Japanische Rote Armee verübt Anschläge in Nahost

Ihre Verbindungen zu Nordkorea führten zu einer Zusammenarbeit mit der Terrororganisation „Japanische Rote Armee“ (JRA), die ebenfalls Kontakte zu den Nordkoreanern unterhielt. Aus der Kooperation dieser beiden marxistisch-antiimperialistisch ausgerichteten Organisationen resultierte schließlich das erste, eher improvisierte Selbstmordattentat, als drei Mitglieder der JRA am 30. Mai 1972 auf dem israelischen Flughafen Lod ein verheerendes Blutbad an Zivilisten anrichteten.

Die Angreifer, die nach der Tat keinerlei Anstalten machten zu fliehen, hatten den Anschlag von Anfang an als Todesmission geplant: Einer wurde durch israelische Schüsse niedergestreckt, der zweite sprengte sich mit einer Handgranate selbst in die Luft, während es den dritten festzunehmen gelang, ehe er sich töten konnte.

Es war jedoch nicht nur die von den Attentätern verinnerlichte Erfahrung der Kamikaze-Angriffe ihrer Landsleute im Zweiten Weltkrieg, die sie zu ihrer tödlichen Mission inspiriert hatte. Die drei japanischen Terroristen hatten für diesen Todeseinsatz in einem Trainingslager im Libanon eine Spezialausbildung erhalten, an der allem Anschein nach auch nordkoreanischen Militärexperten beteiligt waren.

Selbstmordangriff von Japan über Nordkorea exportiert

Für den Transfer der Methode des Selbstmordangriffs vom Fernen in den Nahen Osten spielte also offenbar Nordkorea die zentrale Rolle. Im Zweiten Weltkrieg waren unter japanischer Flagge Koreaner zu Kamikaze-Einsätzen gezwungen worden, und Überlebende dieser Missionen hatten das diesbezügliche Know-how weiter tradiert: Im nach wie vor kommunistisch regierten Nordkorea wird der nationale Heldenkult um die eigenen Selbstmordsoldaten, die die Nation jederzeit im Geiste der „lebenden Bomben“ (human bombs) zu verteidigen bereit sind, bis heute gepflegt.

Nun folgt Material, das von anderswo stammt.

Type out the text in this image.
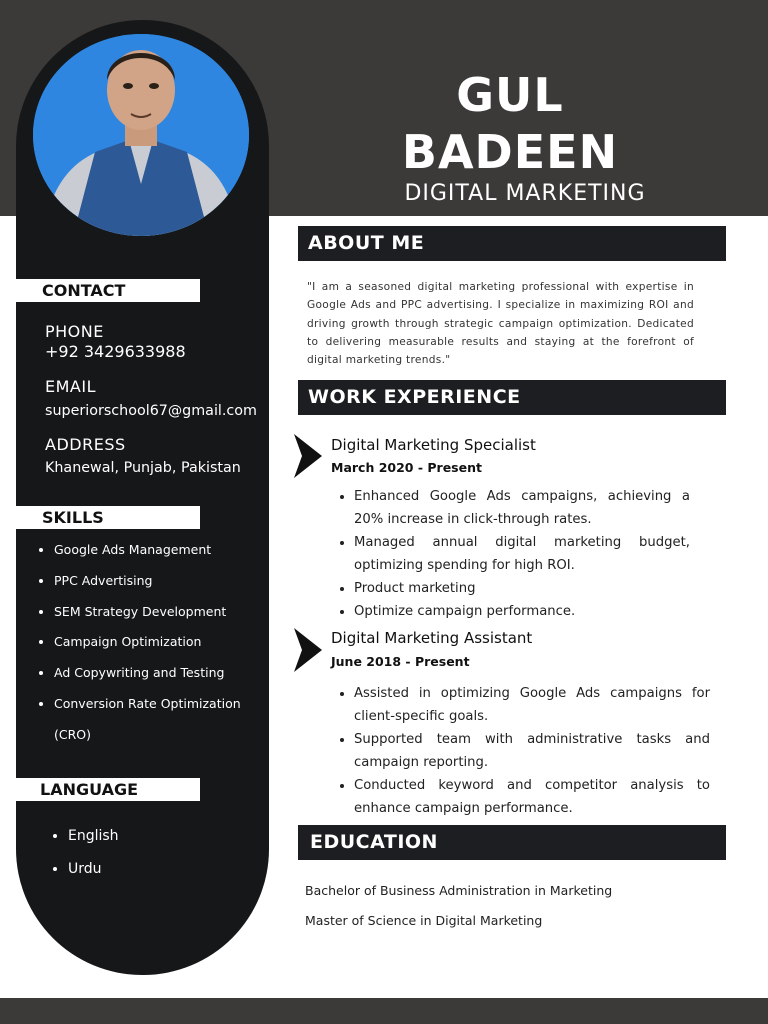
GUL
BADEEN
DIGITAL MARKETING
CONTACT
PHONE
+92 3429633988
EMAIL
superiorschool67@gmail.com
ADDRESS
Khanewal, Punjab, Pakistan
SKILLS
• Google Ads Management
• PPC Advertising
• SEM Strategy Development
• Campaign Optimization
• Ad Copywriting and Testing
• Conversion Rate Optimization (CRO)
LANGUAGE
• English
• Urdu
ABOUT ME
"I am a seasoned digital marketing professional with expertise in Google Ads and PPC advertising. I specialize in maximizing ROI and driving growth through strategic campaign optimization. Dedicated to delivering measurable results and staying at the forefront of digital marketing trends."
WORK EXPERIENCE
Digital Marketing Specialist
March 2020 - Present
• Enhanced Google Ads campaigns, achieving a 20% increase in click-through rates.
• Managed annual digital marketing budget, optimizing spending for high ROI.
• Product marketing
• Optimize campaign performance.
Digital Marketing Assistant
June 2018 - Present
• Assisted in optimizing Google Ads campaigns for client-specific goals.
• Supported team with administrative tasks and campaign reporting.
• Conducted keyword and competitor analysis to enhance campaign performance.
EDUCATION
Bachelor of Business Administration in Marketing
Master of Science in Digital Marketing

Das Massaker von Lod, mit dem der gegen militärische Ziele eingesetzte Selbstmordangriff zum vorsätzlich gegen Zivilisten gerichteten Selbstmordattentat mutierte, hatte für die palästinensischen Terrororganisationen allerdings einen unerwarteten Nebeneffekt. Diese wurden von japanischer Seite nun mit dem Vorwurf konfrontiert, die Japaner für die arabische Sache benutzt zu haben. Und bei aller Freude in der arabischen Welt über den Erfolg dieser Terroraktion hielt der libysche Präsident Qadaffi den Palästinensern vor, zu Todesmissionen wie dieser selbst nicht imstande zu sein.

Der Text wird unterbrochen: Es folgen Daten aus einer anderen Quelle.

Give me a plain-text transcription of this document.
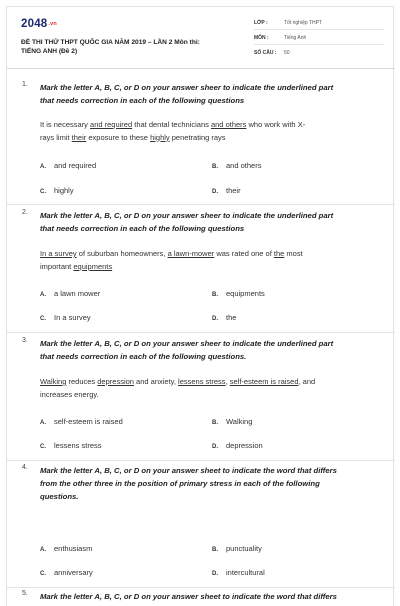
2048.vn
ĐỀ THI THỬ THPT QUỐC GIA NĂM 2019 – LẦN 2 Môn thi:
TIẾNG ANH (Đề 2)
LỚP :	Tốt nghiệp THPT
MÔN :	Tiếng Anh
SỐ CÂU : 50
1. Mark the letter A, B, C, or D on your answer sheer to indicate the underlined part
that needs correction in each of the following questions
It is necessary and required that dental technicians and others who work with X-
rays limit their exposure to these highly penetrating rays
A. and required	B. and others
C. highly	D. their
2. Mark the letter A, B, C, or D on your answer sheer to indicate the underlined part
that needs correction in each of the following questions
In a survey of suburban homeowners, a lawn-mower was rated one of the most
important equipments
A. a lawn mower	B. equipments
C. In a survey	D. the
3. Mark the letter A, B, C, or D on your answer sheer to indicate the underlined part
that needs correction in each of the following questions.
Walking reduces depression and anxiety, lessens stress, self-esteem is raised, and
increases energy.
A. self-esteem is raised	B. Walking
C. lessens stress	D. depression
4. Mark the letter A, B, C, or D on your answer sheet to indicate the word that differs
from the other three in the position of primary stress in each of the following
questions.
A. enthusiasm	B. punctuality
C. anniversary	D. intercultural
5. Mark the letter A, B, C, or D on your answer sheet to indicate the word that differs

Es dürfte wohl eine Mischung aus gekränkter Ehre und terroristischem Kalkül gewesen sein, die den Ausschlag gab, dass nur zwei Jahre später mehrere palästinensische Kampforganisationen Todeskommandos auf den Weg schickten und dabei die Selbstsprengung zum Pflichtprogramm machten. Die erste dieser Gruppen war die von Ahmad Dschibril geführte „Volksfront für die Befreiung Palästinas – Generalkommando“ (PFLP-GC), die sich einige Jahre zuvor von der PFLP abgespalten und mit dieser seitdem konkurriert hatte.

Syriens Beziehungen zu Nordkorea

Von Syrien, das damals wie heute enge Beziehungen zu Nordkorea pflegte, unterstützt, schickte die marxistisch orientierte PFLP-GC am 11. April 1974 ihre ersten drei Selbstmordattentäter auf den Weg. Von ihren Auftraggebern instruiert, sich in die Luft zu sprengen, falls die geplante Geiselnahme nicht den gewünschten Erfolg zeitigen sollte, drangen die mit Sprengsätzen ausgestatteten Angreifer in das nordisraelische Städtchen Kiryat Shmona ein und richteten dort ein blutiges Gemetzel an.

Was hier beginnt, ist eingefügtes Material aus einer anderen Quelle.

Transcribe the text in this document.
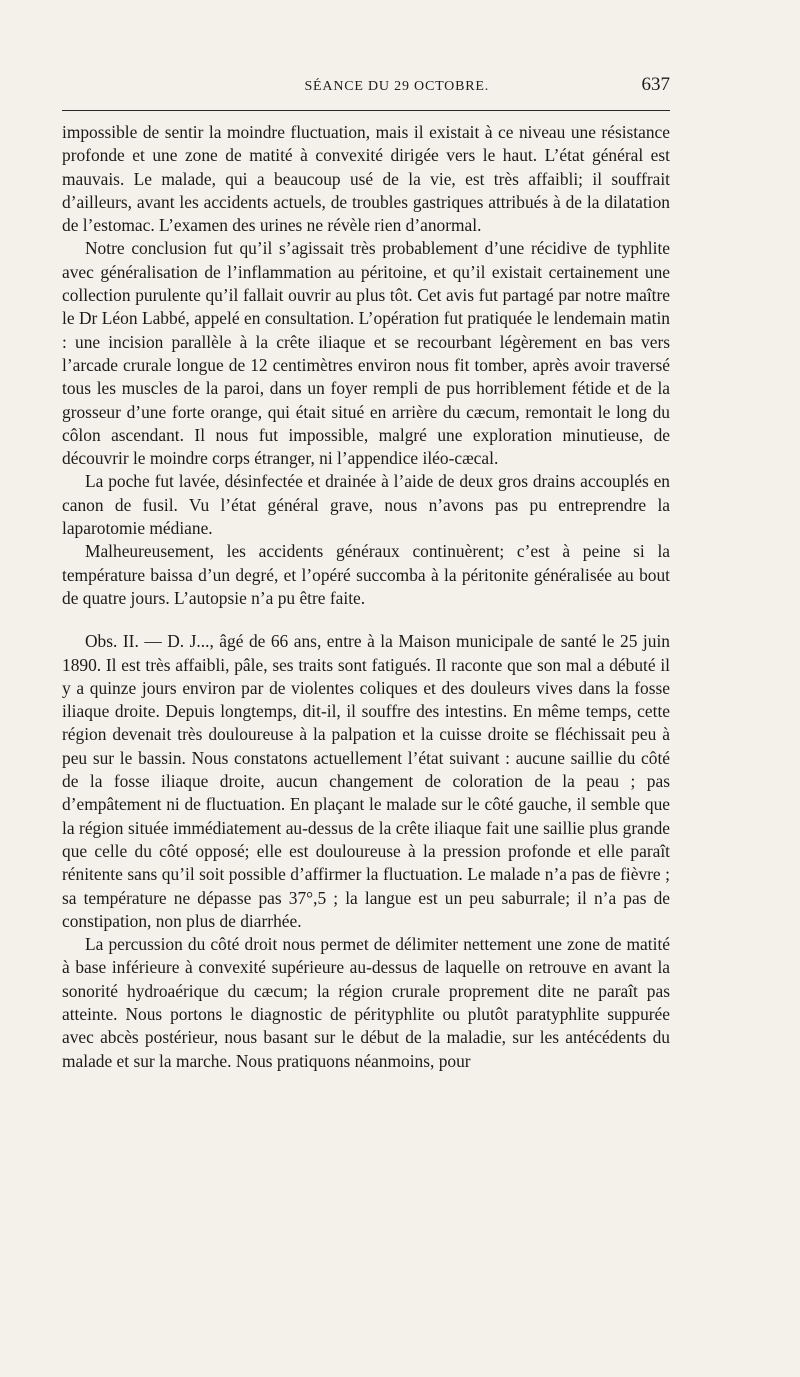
SÉANCE DU 29 OCTOBRE.	637

impossible de sentir la moindre fluctuation, mais il existait à ce niveau une résistance profonde et une zone de matité à convexité dirigée vers le haut. L’état général est mauvais. Le malade, qui a beaucoup usé de la vie, est très affaibli; il souffrait d’ailleurs, avant les accidents actuels, de troubles gastriques attribués à de la dilatation de l’estomac. L’examen des urines ne révèle rien d’anormal.

Notre conclusion fut qu’il s’agissait très probablement d’une récidive de typhlite avec généralisation de l’inflammation au péritoine, et qu’il existait certainement une collection purulente qu’il fallait ouvrir au plus tôt. Cet avis fut partagé par notre maître le Dr Léon Labbé, appelé en consultation. L’opération fut pratiquée le lendemain matin : une incision parallèle à la crête iliaque et se recourbant légèrement en bas vers l’arcade crurale longue de 12 centimètres environ nous fit tomber, après avoir traversé tous les muscles de la paroi, dans un foyer rempli de pus horriblement fétide et de la grosseur d’une forte orange, qui était situé en arrière du cæcum, remontait le long du côlon ascendant. Il nous fut impossible, malgré une exploration minutieuse, de découvrir le moindre corps étranger, ni l’appendice iléo-cæcal.

La poche fut lavée, désinfectée et drainée à l’aide de deux gros drains accouplés en canon de fusil. Vu l’état général grave, nous n’avons pas pu entreprendre la laparotomie médiane.

Malheureusement, les accidents généraux continuèrent; c’est à peine si la température baissa d’un degré, et l’opéré succomba à la péritonite généralisée au bout de quatre jours. L’autopsie n’a pu être faite.

Obs. II. — D. J..., âgé de 66 ans, entre à la Maison municipale de santé le 25 juin 1890. Il est très affaibli, pâle, ses traits sont fatigués. Il raconte que son mal a débuté il y a quinze jours environ par de violentes coliques et des douleurs vives dans la fosse iliaque droite. Depuis longtemps, dit-il, il souffre des intestins. En même temps, cette région devenait très douloureuse à la palpation et la cuisse droite se fléchissait peu à peu sur le bassin. Nous constatons actuellement l’état suivant : aucune saillie du côté de la fosse iliaque droite, aucun changement de coloration de la peau ; pas d’empâtement ni de fluctuation. En plaçant le malade sur le côté gauche, il semble que la région située immédiatement au-dessus de la crête iliaque fait une saillie plus grande que celle du côté opposé; elle est douloureuse à la pression profonde et elle paraît rénitente sans qu’il soit possible d’affirmer la fluctuation. Le malade n’a pas de fièvre ; sa température ne dépasse pas 37°,5 ; la langue est un peu saburrale; il n’a pas de constipation, non plus de diarrhée.

La percussion du côté droit nous permet de délimiter nettement une zone de matité à base inférieure à convexité supérieure au-dessus de laquelle on retrouve en avant la sonorité hydroaérique du cæcum; la région crurale proprement dite ne paraît pas atteinte. Nous portons le diagnostic de pérityphlite ou plutôt paratyphlite suppurée avec abcès postérieur, nous basant sur le début de la maladie, sur les antécédents du malade et sur la marche. Nous pratiquons néanmoins, pour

Israelischen Angaben zufolge sei es bei diesem Überfall allerdings nie zu einer Geiselnahme gekommen. Die Täter jedenfalls feuerten wahllos auf Passanten, drangen in einen Wohnblock ein, wo sie ebenfalls mehrere Menschen töteten, und verschanzten sich schließlich dort im obersten Geschoss. Als israelische Soldaten das Gebäude stürmten, kam es zu einer Explosion, bei der die Terroristen ums Leben kamen.

Bis heute hält die PFLP-GC hartnäckig an der Version fest, ihre Männer hätten sich in die Luft gesprengt, während die Israelis behaupten, eines ihrer Geschosse habe die Explosion ausgelöst.

Mediale Inszenierung des Märtyrertodes

Wie dem auch sei: Richtungweisend jedenfalls für den weiteren Verlauf der Geschichte des Selbstmordattentats war hier nicht nur das Muster der Selbstsprengung, sondern auch die zum ersten Mal medial inszenierte Verabschiedung der Täter. Was letztere anbelangt, orientierten sich die Palästinenser eindeutig an den Abschiedsinszenierungen der japanischen Kamikaze-Piloten und entwickelten diese weiter.

In einem Film wurden die letzten Tage der Attentäter dokumentiert und ihre Vermächtnisse auch auf Tonband aufgezeichnet, um sie dann auf einer unmittelbar nach dem Anschlag von der Organisation veranstalteten Pressekonferenz zusammen mit Abschiedsfotos publik zu machen. Der Anschlag von Kiryat Shmona löste eine lange Reihe von Selbstmordanschlägen aus, die von verschiedenen miteinander rivalisierenden palästinensischen Kampforganisationen mit steigender Brutalität verübt wurden.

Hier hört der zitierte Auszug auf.